Размер шрифта
-
+

Сказки - стр. 6

Андерсен открывал городские ворота своим – невидимым – ключом, и они бесшумно распахивались перед Принцессой и Свинопасом, Соловьем и Розой, феями и Девочкой со спичками, эльфами и Навозным жуком. Последней приползала улитка. Та самая, о которой Андерсен говорил: «Она была богата внутренним содержанием – она содержала самое себя».

Улица у городских ворот, несомненно, была бы запружена. Считается, что в «Человеческой комедии» Бальзака выведено больше действующих лиц, чем у любого другого писателя; но мир Андерсена еще населеннее. Улица была бы запружена, хотя свита Андерсена занимала не только мостовую: аисты и другие птицы парили над головой, черви и кроты прокладывали подземные ходы.

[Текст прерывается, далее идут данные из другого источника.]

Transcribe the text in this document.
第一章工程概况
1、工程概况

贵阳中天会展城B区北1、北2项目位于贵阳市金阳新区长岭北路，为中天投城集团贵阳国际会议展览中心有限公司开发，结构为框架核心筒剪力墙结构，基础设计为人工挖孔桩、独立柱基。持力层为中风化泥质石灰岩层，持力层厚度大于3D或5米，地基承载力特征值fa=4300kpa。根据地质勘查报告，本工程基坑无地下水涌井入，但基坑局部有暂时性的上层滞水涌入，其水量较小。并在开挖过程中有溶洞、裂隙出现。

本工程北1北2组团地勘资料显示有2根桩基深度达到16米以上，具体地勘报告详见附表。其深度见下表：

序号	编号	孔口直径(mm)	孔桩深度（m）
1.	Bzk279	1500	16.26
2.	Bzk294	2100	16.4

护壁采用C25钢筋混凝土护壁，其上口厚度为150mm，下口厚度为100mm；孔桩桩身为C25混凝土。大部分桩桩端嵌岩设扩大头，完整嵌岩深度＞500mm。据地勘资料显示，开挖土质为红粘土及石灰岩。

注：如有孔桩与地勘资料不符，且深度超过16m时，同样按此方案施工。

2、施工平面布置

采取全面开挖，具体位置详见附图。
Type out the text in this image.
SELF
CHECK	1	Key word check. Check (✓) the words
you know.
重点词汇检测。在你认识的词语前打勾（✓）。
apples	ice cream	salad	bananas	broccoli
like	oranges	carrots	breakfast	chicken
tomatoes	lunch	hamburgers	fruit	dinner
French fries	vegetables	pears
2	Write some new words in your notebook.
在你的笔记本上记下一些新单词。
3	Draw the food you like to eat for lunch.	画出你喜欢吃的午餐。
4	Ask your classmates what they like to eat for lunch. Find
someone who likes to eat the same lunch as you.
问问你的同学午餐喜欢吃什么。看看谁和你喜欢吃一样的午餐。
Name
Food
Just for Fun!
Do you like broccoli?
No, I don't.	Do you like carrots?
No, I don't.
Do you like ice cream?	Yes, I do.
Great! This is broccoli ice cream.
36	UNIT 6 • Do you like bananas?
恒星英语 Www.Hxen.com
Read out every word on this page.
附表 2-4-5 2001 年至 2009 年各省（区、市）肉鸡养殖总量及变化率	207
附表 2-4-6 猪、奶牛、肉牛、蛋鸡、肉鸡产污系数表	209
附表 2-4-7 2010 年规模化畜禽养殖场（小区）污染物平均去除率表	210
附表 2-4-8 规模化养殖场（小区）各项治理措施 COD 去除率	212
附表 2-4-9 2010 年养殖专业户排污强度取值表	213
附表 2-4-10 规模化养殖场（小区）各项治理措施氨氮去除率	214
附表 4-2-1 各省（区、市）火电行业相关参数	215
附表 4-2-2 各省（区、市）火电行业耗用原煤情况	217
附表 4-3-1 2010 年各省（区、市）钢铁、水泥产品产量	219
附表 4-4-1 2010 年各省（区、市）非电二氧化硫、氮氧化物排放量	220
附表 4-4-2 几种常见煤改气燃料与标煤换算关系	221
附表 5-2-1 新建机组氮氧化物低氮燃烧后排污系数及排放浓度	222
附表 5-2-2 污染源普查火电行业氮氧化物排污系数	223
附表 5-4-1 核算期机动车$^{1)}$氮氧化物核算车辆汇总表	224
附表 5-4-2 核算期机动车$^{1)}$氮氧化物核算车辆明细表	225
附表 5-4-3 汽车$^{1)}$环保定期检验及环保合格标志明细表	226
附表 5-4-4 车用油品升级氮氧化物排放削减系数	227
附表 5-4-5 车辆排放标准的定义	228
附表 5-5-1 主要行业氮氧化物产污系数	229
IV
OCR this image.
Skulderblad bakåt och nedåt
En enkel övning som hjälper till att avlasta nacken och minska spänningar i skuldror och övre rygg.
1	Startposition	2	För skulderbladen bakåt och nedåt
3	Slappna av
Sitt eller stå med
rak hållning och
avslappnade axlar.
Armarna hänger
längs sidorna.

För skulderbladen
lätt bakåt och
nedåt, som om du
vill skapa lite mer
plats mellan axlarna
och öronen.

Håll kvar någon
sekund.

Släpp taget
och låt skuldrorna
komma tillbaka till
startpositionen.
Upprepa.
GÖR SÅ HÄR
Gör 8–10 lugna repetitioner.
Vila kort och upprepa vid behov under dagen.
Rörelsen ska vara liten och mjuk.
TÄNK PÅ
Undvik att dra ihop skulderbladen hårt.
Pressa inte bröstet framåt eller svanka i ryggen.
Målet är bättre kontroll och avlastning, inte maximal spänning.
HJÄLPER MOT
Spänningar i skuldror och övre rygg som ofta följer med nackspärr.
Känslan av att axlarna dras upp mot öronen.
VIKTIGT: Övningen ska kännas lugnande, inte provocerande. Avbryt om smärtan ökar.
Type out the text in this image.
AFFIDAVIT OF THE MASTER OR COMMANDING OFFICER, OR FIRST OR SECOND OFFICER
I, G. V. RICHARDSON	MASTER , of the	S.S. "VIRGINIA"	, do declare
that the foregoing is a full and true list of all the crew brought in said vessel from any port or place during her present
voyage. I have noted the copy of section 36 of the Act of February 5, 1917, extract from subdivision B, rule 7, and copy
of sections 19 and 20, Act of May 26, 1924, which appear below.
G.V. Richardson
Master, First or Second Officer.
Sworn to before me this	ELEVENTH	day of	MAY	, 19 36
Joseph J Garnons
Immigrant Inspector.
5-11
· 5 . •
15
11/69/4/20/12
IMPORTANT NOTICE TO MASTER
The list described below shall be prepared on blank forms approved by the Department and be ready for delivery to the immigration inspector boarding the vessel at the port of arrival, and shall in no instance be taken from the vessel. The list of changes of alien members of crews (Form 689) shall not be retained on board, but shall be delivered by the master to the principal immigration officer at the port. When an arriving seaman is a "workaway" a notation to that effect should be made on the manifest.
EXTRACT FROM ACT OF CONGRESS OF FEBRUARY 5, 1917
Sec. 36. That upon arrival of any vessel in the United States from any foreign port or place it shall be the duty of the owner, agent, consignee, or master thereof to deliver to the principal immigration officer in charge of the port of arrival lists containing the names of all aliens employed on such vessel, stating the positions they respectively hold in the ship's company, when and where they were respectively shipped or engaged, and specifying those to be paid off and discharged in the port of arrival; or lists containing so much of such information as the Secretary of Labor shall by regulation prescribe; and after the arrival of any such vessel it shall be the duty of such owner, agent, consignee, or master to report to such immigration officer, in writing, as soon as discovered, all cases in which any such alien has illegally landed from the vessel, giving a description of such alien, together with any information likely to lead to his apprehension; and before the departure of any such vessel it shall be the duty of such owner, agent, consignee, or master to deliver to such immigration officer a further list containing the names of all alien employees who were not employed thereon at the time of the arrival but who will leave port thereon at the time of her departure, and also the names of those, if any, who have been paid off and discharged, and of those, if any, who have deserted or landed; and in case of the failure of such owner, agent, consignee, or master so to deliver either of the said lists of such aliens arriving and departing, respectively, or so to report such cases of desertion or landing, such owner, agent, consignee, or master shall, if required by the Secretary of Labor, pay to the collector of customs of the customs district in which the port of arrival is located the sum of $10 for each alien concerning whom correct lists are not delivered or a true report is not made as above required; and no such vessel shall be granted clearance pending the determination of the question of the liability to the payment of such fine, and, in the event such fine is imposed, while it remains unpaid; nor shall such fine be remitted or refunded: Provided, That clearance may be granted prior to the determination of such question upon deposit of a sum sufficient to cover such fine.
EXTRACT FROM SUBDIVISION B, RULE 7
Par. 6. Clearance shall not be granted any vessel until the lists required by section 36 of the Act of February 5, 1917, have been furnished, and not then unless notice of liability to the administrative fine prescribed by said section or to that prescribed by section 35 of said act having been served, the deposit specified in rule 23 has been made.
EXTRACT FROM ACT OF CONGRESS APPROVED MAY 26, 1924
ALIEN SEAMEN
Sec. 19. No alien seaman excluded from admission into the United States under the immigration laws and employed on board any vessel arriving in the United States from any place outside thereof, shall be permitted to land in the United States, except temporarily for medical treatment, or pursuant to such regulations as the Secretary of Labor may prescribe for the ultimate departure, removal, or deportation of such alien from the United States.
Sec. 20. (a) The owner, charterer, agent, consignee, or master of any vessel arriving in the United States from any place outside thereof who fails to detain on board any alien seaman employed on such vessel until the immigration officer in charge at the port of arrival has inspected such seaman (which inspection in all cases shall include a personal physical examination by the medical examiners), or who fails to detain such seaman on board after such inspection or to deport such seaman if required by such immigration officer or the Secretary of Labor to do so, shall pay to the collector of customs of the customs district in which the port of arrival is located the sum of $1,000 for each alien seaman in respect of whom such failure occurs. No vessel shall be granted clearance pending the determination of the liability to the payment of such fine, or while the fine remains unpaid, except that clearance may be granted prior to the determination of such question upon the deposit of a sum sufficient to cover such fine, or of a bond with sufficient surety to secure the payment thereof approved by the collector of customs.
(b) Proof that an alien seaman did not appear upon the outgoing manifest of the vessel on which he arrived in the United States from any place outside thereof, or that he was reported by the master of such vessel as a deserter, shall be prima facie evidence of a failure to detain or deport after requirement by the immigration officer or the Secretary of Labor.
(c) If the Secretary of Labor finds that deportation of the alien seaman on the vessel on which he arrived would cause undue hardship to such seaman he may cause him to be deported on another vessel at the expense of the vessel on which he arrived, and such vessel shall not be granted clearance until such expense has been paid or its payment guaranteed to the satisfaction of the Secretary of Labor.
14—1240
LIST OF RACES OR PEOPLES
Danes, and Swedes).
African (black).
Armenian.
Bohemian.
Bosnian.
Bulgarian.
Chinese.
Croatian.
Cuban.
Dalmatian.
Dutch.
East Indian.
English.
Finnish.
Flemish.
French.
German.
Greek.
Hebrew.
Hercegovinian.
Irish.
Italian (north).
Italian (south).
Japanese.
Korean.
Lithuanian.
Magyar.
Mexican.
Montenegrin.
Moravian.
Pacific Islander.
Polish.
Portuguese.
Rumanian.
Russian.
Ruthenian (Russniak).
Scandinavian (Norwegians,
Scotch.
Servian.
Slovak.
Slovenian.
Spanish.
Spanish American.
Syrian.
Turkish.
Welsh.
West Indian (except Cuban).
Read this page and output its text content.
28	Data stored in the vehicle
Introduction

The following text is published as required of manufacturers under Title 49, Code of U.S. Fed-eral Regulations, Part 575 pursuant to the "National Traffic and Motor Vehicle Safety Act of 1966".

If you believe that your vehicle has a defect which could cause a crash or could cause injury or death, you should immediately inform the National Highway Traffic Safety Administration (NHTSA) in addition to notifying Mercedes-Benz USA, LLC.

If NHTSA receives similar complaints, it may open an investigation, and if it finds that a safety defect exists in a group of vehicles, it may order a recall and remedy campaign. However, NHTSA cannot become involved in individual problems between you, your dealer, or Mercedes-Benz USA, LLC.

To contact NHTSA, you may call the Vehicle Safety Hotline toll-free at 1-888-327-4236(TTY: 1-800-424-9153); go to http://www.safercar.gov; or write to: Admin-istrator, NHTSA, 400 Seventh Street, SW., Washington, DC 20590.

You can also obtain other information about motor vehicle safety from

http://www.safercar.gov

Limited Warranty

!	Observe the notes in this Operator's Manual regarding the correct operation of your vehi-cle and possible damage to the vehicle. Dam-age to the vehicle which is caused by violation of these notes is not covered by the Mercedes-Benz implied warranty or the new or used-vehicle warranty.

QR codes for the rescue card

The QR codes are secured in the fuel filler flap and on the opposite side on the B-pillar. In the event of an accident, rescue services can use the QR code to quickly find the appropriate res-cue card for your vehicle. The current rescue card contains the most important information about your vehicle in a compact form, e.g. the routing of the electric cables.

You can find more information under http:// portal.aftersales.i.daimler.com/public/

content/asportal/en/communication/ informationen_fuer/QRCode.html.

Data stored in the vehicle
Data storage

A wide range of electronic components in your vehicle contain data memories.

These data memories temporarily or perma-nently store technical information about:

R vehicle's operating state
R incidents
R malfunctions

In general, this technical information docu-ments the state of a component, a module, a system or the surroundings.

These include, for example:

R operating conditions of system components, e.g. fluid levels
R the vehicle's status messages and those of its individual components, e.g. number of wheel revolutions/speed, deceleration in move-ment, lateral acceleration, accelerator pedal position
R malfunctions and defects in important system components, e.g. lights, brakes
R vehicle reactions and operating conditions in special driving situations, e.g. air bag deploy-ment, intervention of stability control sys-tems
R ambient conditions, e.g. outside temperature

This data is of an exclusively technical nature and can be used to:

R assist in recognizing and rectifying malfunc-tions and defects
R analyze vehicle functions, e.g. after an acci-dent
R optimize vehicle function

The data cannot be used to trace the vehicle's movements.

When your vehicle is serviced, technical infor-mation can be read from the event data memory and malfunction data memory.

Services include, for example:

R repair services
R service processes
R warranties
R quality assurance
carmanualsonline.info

Андерсен усаживал на плечо маленького Оле-Лукойе, того самого, который навевает людям сны, и шел вперед. Тут возникает неотложная необходимость разглядеть Андерсена в темноте ночи; поэтому я решаюсь прибегнуть к помощи Вильяма Блока, современника и друга Андерсена, который в описаниях неизменно предпочитал восторженности точность: «Нельзя сказать, чтобы природа была особенно милостива к Андерсену по части внешности, – вспоминал Блок. – Фигура его всегда имела в себе что-то странное, что-то неловкое, неустойчивое, вызывающее и улыбку, и симпатию. Как бывают мальчики, с детских лет отличающиеся какой-то старческой степенностью, невольно внушающею к ним некоторое уважение, так бывают и взрослые люди, которые никак не могут избавиться от чего-то чисто детского в лице или в фигуре. Андерсен представлял удивительную смесь того и другого рода людей. Не знаю, каков он был ребенком, но я уверен, что его резко очерченное лицо с маленькими глазами и крупным носом и в детстве не представляло свойственных ребенку мягких и округленных форм, и я вряд ли ошибаюсь, предполагая, что люди, видевшие его в колыбели, так же удивлялись старчески мудрому выражению лица ребенка, как впоследствии – ребяческому отпечатку, лежащему на всей его фигуре взрослого человека. Он был высок, худощав и крайне оригинален в осанке и движениях. Руки и ноги его были несоразмерно длинны и тонки; кисти рук широки, а ступни таких огромных размеров, что ему, вероятно, никогда не случалось опасаться, чтобы кто-нибудь подменил ему калоши. Нос его был так называемой римской формы, но тоже несоразмерно велик и как-то особенно выдавался вперед. Уходя от него, человек скорее и лучше всего запоминал его нос, между тем как светлые и крайне маленькие глаза его, скрытые в своих впадинах за большими веками, не оставляли по себе впечатления. Выражение глаз было ласковое, добродушное, но в них не было той захватывающей игры света и теней, той жизни и выразительности, благодаря которым глаза становятся зеркалом души. Зато очень красив был его высокий, открытый лоб и необычайно тонко очерченные губы».